The cumulative damage to the US-Israel relationship may be irreversible. Netanyahu has taken every tactical military success and transformed it into a political and diplomatic failure—each one individually weakening the state and endangering both Israeli citizens and diaspora Jews. Never before have Israeli government actions so directly and immediately endangered Jewish communities worldwide. Yet Netanyahu has done virtually nothing to counter the global tsunami of pro-Hamas propaganda, leaving every Israeli, every Jew, and every Jewish institution as a target.
As if these wounds were not enough, Netanyahu has done what no Israeli leader has done before: he has outsourced Israel’s security to the most unstable and unpredictable president in American history—a man whose interests shift with the wind and are always, first and foremost, about himself. Netanyahu has taken critical security decisions out of Israeli hands and rendered the country completely subservient to his so-called BFF.

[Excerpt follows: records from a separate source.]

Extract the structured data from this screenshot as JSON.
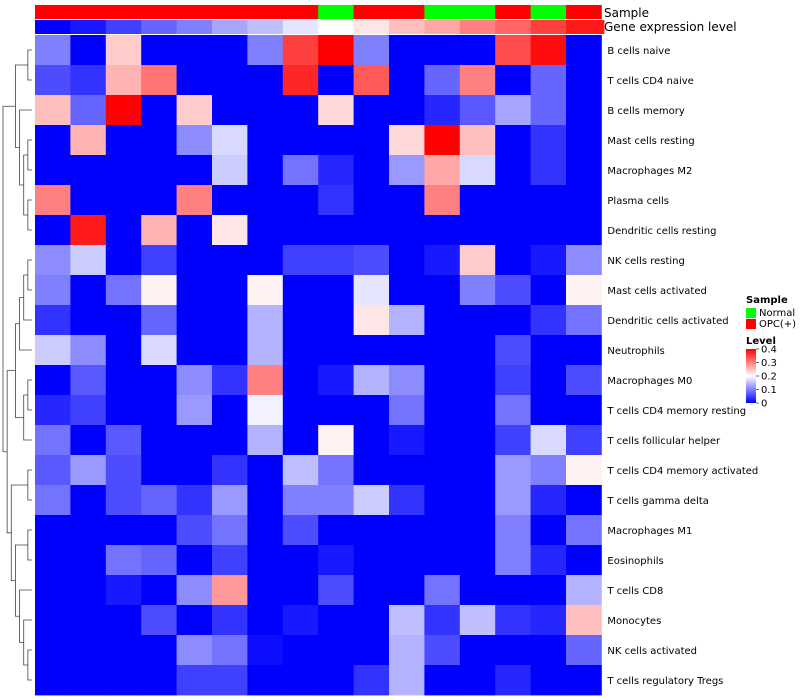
{
  "chart_data": {
    "type": "heatmap",
    "title": "",
    "annotation_rows": [
      {
        "label": "Sample",
        "values": [
          "OPC(+)",
          "OPC(+)",
          "OPC(+)",
          "OPC(+)",
          "OPC(+)",
          "OPC(+)",
          "OPC(+)",
          "OPC(+)",
          "Normal",
          "OPC(+)",
          "OPC(+)",
          "Normal",
          "Normal",
          "OPC(+)",
          "Normal",
          "OPC(+)"
        ]
      },
      {
        "label": "Gene expression level",
        "values": [
          0.0,
          0.02,
          0.05,
          0.08,
          0.1,
          0.13,
          0.15,
          0.18,
          0.2,
          0.22,
          0.25,
          0.27,
          0.3,
          0.32,
          0.35,
          0.38
        ]
      }
    ],
    "rows": [
      "B cells naive",
      "T cells CD4 naive",
      "B cells memory",
      "Mast cells resting",
      "Macrophages M2",
      "Plasma cells",
      "Dendritic cells resting",
      "NK cells resting",
      "Mast cells activated",
      "Dendritic cells activated",
      "Neutrophils",
      "Macrophages M0",
      "T cells CD4 memory resting",
      "T cells follicular helper",
      "T cells CD4 memory activated",
      "T cells gamma delta",
      "Macrophages M1",
      "Eosinophils",
      "T cells CD8",
      "Monocytes",
      "NK cells activated",
      "T cells regulatory  Tregs"
    ],
    "values": [
      [
        0.1,
        0.0,
        0.24,
        0.0,
        0.0,
        0.0,
        0.1,
        0.35,
        0.4,
        0.1,
        0.0,
        0.0,
        0.0,
        0.34,
        0.39,
        0.0
      ],
      [
        0.06,
        0.04,
        0.26,
        0.31,
        0.0,
        0.0,
        0.0,
        0.37,
        0.0,
        0.33,
        0.0,
        0.08,
        0.3,
        0.0,
        0.08,
        0.0
      ],
      [
        0.25,
        0.08,
        0.4,
        0.0,
        0.24,
        0.0,
        0.0,
        0.0,
        0.23,
        0.0,
        0.0,
        0.03,
        0.07,
        0.13,
        0.08,
        0.0
      ],
      [
        0.0,
        0.26,
        0.0,
        0.0,
        0.11,
        0.17,
        0.0,
        0.0,
        0.0,
        0.0,
        0.23,
        0.4,
        0.25,
        0.0,
        0.04,
        0.0
      ],
      [
        0.0,
        0.0,
        0.0,
        0.0,
        0.0,
        0.16,
        0.0,
        0.09,
        0.03,
        0.0,
        0.12,
        0.27,
        0.17,
        0.0,
        0.04,
        0.0
      ],
      [
        0.3,
        0.0,
        0.0,
        0.0,
        0.3,
        0.0,
        0.0,
        0.0,
        0.04,
        0.0,
        0.0,
        0.3,
        0.0,
        0.0,
        0.0,
        0.0
      ],
      [
        0.0,
        0.38,
        0.0,
        0.26,
        0.0,
        0.22,
        0.0,
        0.0,
        0.0,
        0.0,
        0.0,
        0.0,
        0.0,
        0.0,
        0.0,
        0.0
      ],
      [
        0.11,
        0.16,
        0.0,
        0.05,
        0.0,
        0.0,
        0.0,
        0.05,
        0.05,
        0.06,
        0.0,
        0.02,
        0.24,
        0.0,
        0.02,
        0.11
      ],
      [
        0.1,
        0.0,
        0.09,
        0.21,
        0.0,
        0.0,
        0.21,
        0.0,
        0.0,
        0.18,
        0.0,
        0.0,
        0.1,
        0.06,
        0.0,
        0.21
      ],
      [
        0.04,
        0.0,
        0.0,
        0.08,
        0.0,
        0.0,
        0.14,
        0.0,
        0.0,
        0.22,
        0.14,
        0.0,
        0.0,
        0.0,
        0.04,
        0.09
      ],
      [
        0.16,
        0.11,
        0.0,
        0.17,
        0.0,
        0.0,
        0.14,
        0.0,
        0.0,
        0.0,
        0.0,
        0.0,
        0.0,
        0.06,
        0.0,
        0.0
      ],
      [
        0.0,
        0.07,
        0.0,
        0.0,
        0.11,
        0.04,
        0.3,
        0.0,
        0.02,
        0.14,
        0.11,
        0.0,
        0.0,
        0.05,
        0.0,
        0.06
      ],
      [
        0.03,
        0.05,
        0.0,
        0.0,
        0.12,
        0.0,
        0.19,
        0.0,
        0.0,
        0.0,
        0.09,
        0.0,
        0.0,
        0.09,
        0.0,
        0.0
      ],
      [
        0.09,
        0.0,
        0.07,
        0.0,
        0.0,
        0.0,
        0.14,
        0.0,
        0.21,
        0.0,
        0.02,
        0.0,
        0.0,
        0.05,
        0.17,
        0.05
      ],
      [
        0.07,
        0.12,
        0.06,
        0.0,
        0.0,
        0.04,
        0.0,
        0.15,
        0.09,
        0.0,
        0.0,
        0.0,
        0.0,
        0.12,
        0.1,
        0.21
      ],
      [
        0.09,
        0.0,
        0.06,
        0.08,
        0.04,
        0.12,
        0.0,
        0.1,
        0.1,
        0.16,
        0.04,
        0.0,
        0.0,
        0.12,
        0.03,
        0.0
      ],
      [
        0.0,
        0.0,
        0.0,
        0.0,
        0.06,
        0.09,
        0.0,
        0.06,
        0.0,
        0.0,
        0.0,
        0.0,
        0.0,
        0.1,
        0.0,
        0.09
      ],
      [
        0.0,
        0.0,
        0.09,
        0.08,
        0.0,
        0.05,
        0.0,
        0.0,
        0.02,
        0.0,
        0.0,
        0.0,
        0.0,
        0.1,
        0.03,
        0.0
      ],
      [
        0.0,
        0.0,
        0.02,
        0.0,
        0.11,
        0.28,
        0.0,
        0.0,
        0.06,
        0.0,
        0.0,
        0.09,
        0.0,
        0.0,
        0.0,
        0.14
      ],
      [
        0.0,
        0.0,
        0.0,
        0.06,
        0.0,
        0.04,
        0.0,
        0.02,
        0.0,
        0.0,
        0.15,
        0.04,
        0.15,
        0.04,
        0.03,
        0.25
      ],
      [
        0.0,
        0.0,
        0.0,
        0.0,
        0.11,
        0.09,
        0.01,
        0.0,
        0.0,
        0.0,
        0.14,
        0.06,
        0.0,
        0.0,
        0.0,
        0.08
      ],
      [
        0.0,
        0.0,
        0.0,
        0.0,
        0.05,
        0.05,
        0.0,
        0.0,
        0.0,
        0.04,
        0.14,
        0.0,
        0.0,
        0.03,
        0.0,
        0.0
      ]
    ],
    "legends": [
      {
        "title": "Sample",
        "items": [
          {
            "label": "Normal",
            "color": "#00ff00"
          },
          {
            "label": "OPC(+)",
            "color": "#ff0000"
          }
        ]
      },
      {
        "title": "Level",
        "ticks": [
          "0",
          "0.1",
          "0.2",
          "0.3",
          "0.4"
        ],
        "range": [
          0,
          0.4
        ],
        "colors": [
          "#0000ff",
          "#ffffff",
          "#ff0000"
        ]
      }
    ],
    "legend_position": "right",
    "dendrogram": "rows-left"
  }
}
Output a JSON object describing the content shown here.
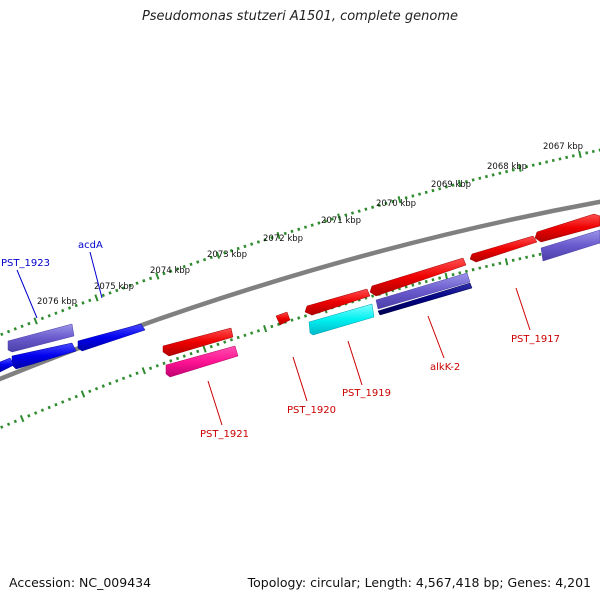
{
  "title": "Pseudomonas stutzeri A1501, complete genome",
  "footer": {
    "accession": "Accession: NC_009434",
    "topology": "Topology: circular; Length: 4,567,418 bp; Genes: 4,201"
  },
  "colors": {
    "backbone": "#808080",
    "tick": "#2e8b2e",
    "label_red": "#cc0000",
    "label_blue": "#0000cc"
  },
  "kbp_labels": [
    "2067 kbp",
    "2068 kbp",
    "2069 kbp",
    "2070 kbp",
    "2071 kbp",
    "2072 kbp",
    "2073 kbp",
    "2074 kbp",
    "2075 kbp",
    "2076 kbp"
  ],
  "gene_labels": [
    {
      "name": "PST_1923",
      "color": "blue"
    },
    {
      "name": "acdA",
      "color": "blue"
    },
    {
      "name": "PST_1921",
      "color": "red"
    },
    {
      "name": "PST_1920",
      "color": "red"
    },
    {
      "name": "PST_1919",
      "color": "red"
    },
    {
      "name": "alkK-2",
      "color": "red"
    },
    {
      "name": "PST_1917",
      "color": "red"
    }
  ]
}
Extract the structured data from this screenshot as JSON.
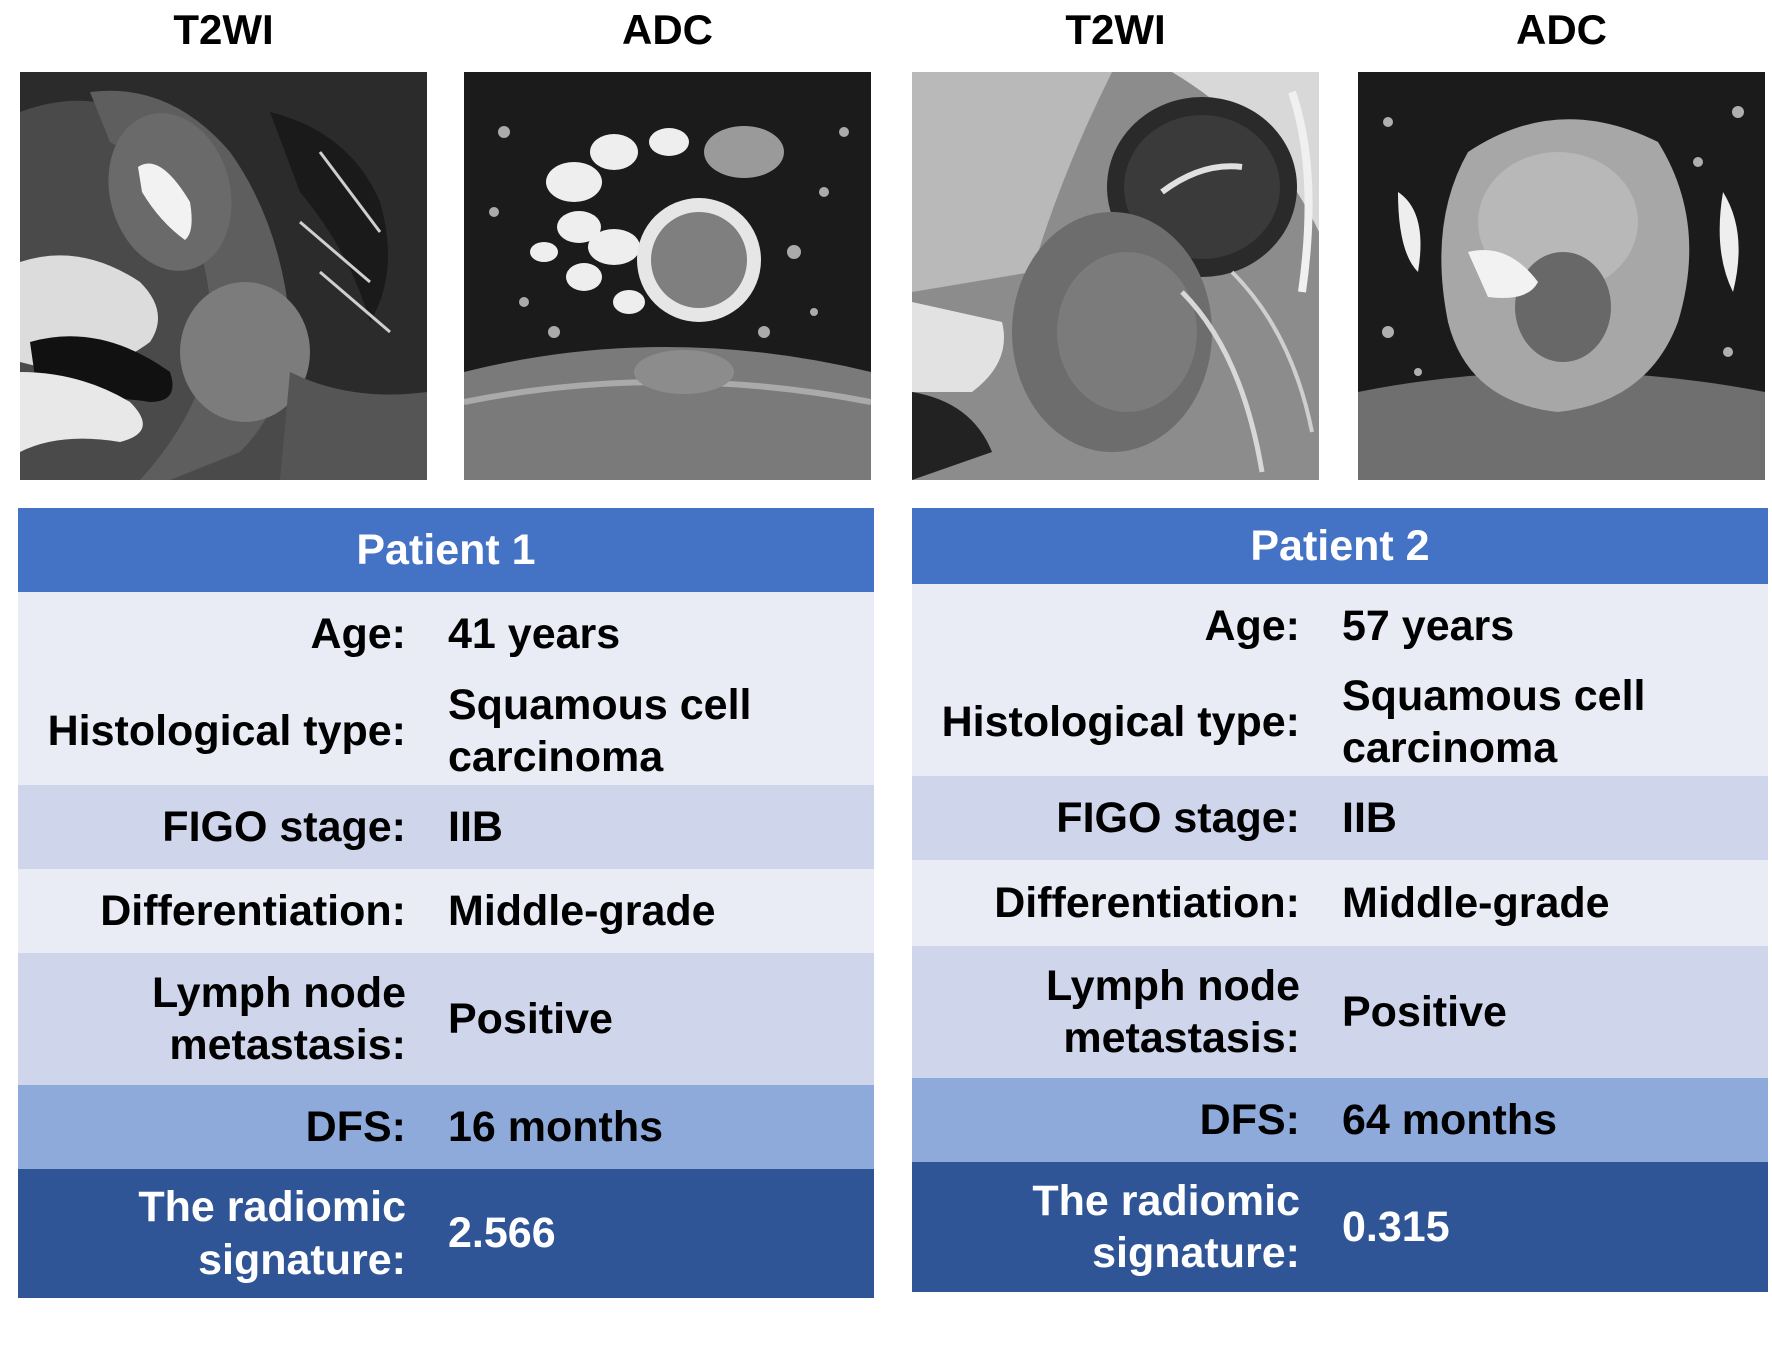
{
  "image_labels": [
    "T2WI",
    "ADC",
    "T2WI",
    "ADC"
  ],
  "patients": [
    {
      "title": "Patient 1",
      "rows": [
        {
          "key": "Age:",
          "value": "41 years"
        },
        {
          "key": "Histological type:",
          "value": "Squamous cell carcinoma"
        },
        {
          "key": "FIGO stage:",
          "value": "IIB"
        },
        {
          "key": "Differentiation:",
          "value": "Middle-grade"
        },
        {
          "key": "Lymph node metastasis:",
          "value": "Positive"
        },
        {
          "key": "DFS:",
          "value": "16 months"
        },
        {
          "key": "The radiomic signature:",
          "value": "2.566"
        }
      ]
    },
    {
      "title": "Patient 2",
      "rows": [
        {
          "key": "Age:",
          "value": "57 years"
        },
        {
          "key": "Histological type:",
          "value": "Squamous cell carcinoma"
        },
        {
          "key": "FIGO stage:",
          "value": "IIB"
        },
        {
          "key": "Differentiation:",
          "value": "Middle-grade"
        },
        {
          "key": "Lymph node metastasis:",
          "value": "Positive"
        },
        {
          "key": "DFS:",
          "value": "64 months"
        },
        {
          "key": "The radiomic signature:",
          "value": "0.315"
        }
      ]
    }
  ],
  "colors": {
    "header": "#4472c4",
    "row_light": "#e9ebf5",
    "row_mid": "#cfd5ea",
    "row_dfs": "#8eaadb",
    "row_signature": "#2f5597"
  }
}
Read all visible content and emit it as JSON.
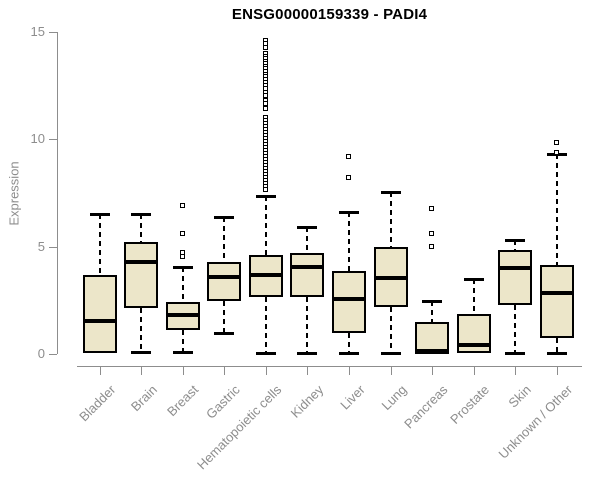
{
  "chart_data": {
    "type": "boxplot",
    "title": "ENSG00000159339 - PADI4",
    "ylabel": "Expression",
    "xlabel": "",
    "ylim": [
      0,
      15
    ],
    "yticks": [
      0,
      5,
      10,
      15
    ],
    "grid": false,
    "legend": false,
    "box_fill_color": "#ece6c9",
    "box_border_color": "#000000",
    "axis_color": "#8d8d8d",
    "categories": [
      "Bladder",
      "Brain",
      "Breast",
      "Gastric",
      "Hematopoietic cells",
      "Kidney",
      "Liver",
      "Lung",
      "Pancreas",
      "Prostate",
      "Skin",
      "Unknown / Other"
    ],
    "series": [
      {
        "category": "Bladder",
        "whisker_low": 0.05,
        "q1": 0.05,
        "median": 1.55,
        "q3": 3.7,
        "whisker_high": 6.5,
        "outliers": []
      },
      {
        "category": "Brain",
        "whisker_low": 0.1,
        "q1": 2.15,
        "median": 4.3,
        "q3": 5.2,
        "whisker_high": 6.5,
        "outliers": []
      },
      {
        "category": "Breast",
        "whisker_low": 0.1,
        "q1": 1.1,
        "median": 1.8,
        "q3": 2.4,
        "whisker_high": 4.05,
        "outliers": [
          4.55,
          4.75,
          5.6,
          6.9
        ]
      },
      {
        "category": "Gastric",
        "whisker_low": 1.0,
        "q1": 2.45,
        "median": 3.6,
        "q3": 4.3,
        "whisker_high": 6.4,
        "outliers": []
      },
      {
        "category": "Hematopoietic cells",
        "whisker_low": 0.05,
        "q1": 2.65,
        "median": 3.7,
        "q3": 4.6,
        "whisker_high": 7.35,
        "outliers": [
          14.6,
          14.45,
          14.3,
          14.0,
          13.88,
          13.76,
          13.64,
          13.52,
          13.4,
          13.28,
          13.16,
          13.04,
          12.92,
          12.8,
          12.65,
          12.5,
          12.35,
          12.2,
          12.05,
          11.8,
          11.65,
          11.45,
          11.0,
          10.86,
          10.72,
          10.58,
          10.44,
          10.3,
          10.16,
          10.02,
          9.88,
          9.74,
          9.6,
          9.46,
          9.32,
          9.18,
          9.04,
          8.9,
          8.76,
          8.62,
          8.48,
          8.34,
          8.2,
          8.06,
          7.92,
          7.78,
          7.64
        ]
      },
      {
        "category": "Kidney",
        "whisker_low": 0.05,
        "q1": 2.65,
        "median": 4.05,
        "q3": 4.7,
        "whisker_high": 5.9,
        "outliers": []
      },
      {
        "category": "Liver",
        "whisker_low": 0.05,
        "q1": 1.0,
        "median": 2.55,
        "q3": 3.85,
        "whisker_high": 6.6,
        "outliers": [
          8.2,
          9.2
        ]
      },
      {
        "category": "Lung",
        "whisker_low": 0.05,
        "q1": 2.2,
        "median": 3.55,
        "q3": 5.0,
        "whisker_high": 7.55,
        "outliers": []
      },
      {
        "category": "Pancreas",
        "whisker_low": 0.02,
        "q1": 0.02,
        "median": 0.12,
        "q3": 1.5,
        "whisker_high": 2.45,
        "outliers": [
          5.0,
          5.6,
          6.8
        ]
      },
      {
        "category": "Prostate",
        "whisker_low": 0.05,
        "q1": 0.05,
        "median": 0.4,
        "q3": 1.85,
        "whisker_high": 3.5,
        "outliers": []
      },
      {
        "category": "Skin",
        "whisker_low": 0.05,
        "q1": 2.3,
        "median": 4.0,
        "q3": 4.85,
        "whisker_high": 5.3,
        "outliers": []
      },
      {
        "category": "Unknown / Other",
        "whisker_low": 0.05,
        "q1": 0.75,
        "median": 2.85,
        "q3": 4.15,
        "whisker_high": 9.3,
        "outliers": [
          9.4,
          9.85
        ]
      }
    ]
  }
}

The result of this relentless parade of political and diplomatic failures—or more accurately, the complete absence of strategic statecraft—is that the war with Iran has achieved nothing positive for Israel or the US. No regime change, except the replacement of previous leaders with even more extreme figures. No rollback of the nuclear program or removal of enriched uranium. No meaningful address of Iran’s ballistic missile program or its continued arming of proxies. Worst of all, Israel is not even a party to the negotiations; all information about the emerging agreement comes through leaks or statements from Iran or the US.
Netanyahu promised security. He has delivered isolation, dependency, and enduring vulnerability. The man who called himself Mr. Security has become, in truth, Mr. In-security.
Prime Minister Benjamin Netanyahu’s self-styled persona as “Mr. Security” is a dangerous illusion that has culminated in Israel’s most profound strategic crisis since its founding. Netanyahu’s post-October 7 military campaigns were driven as much by political self-preservation as by national defense, and that his governance has produced a trifecta of failure: military stalemate, diplomatic isolation, and a fractured relationship with the United States. By alienating bipartisan American support, entangling Israel in an unplanned war with Iran, and exposing diaspora Jewry to unprecedented hostility, Netanyahu has transformed Israel from a regional superpower into a vulnerable state dependent on the whims of an erratic US president. Far from securing Israel, Netanyahu has systematically weakened it—turning tactical military operations into strategic political defeats.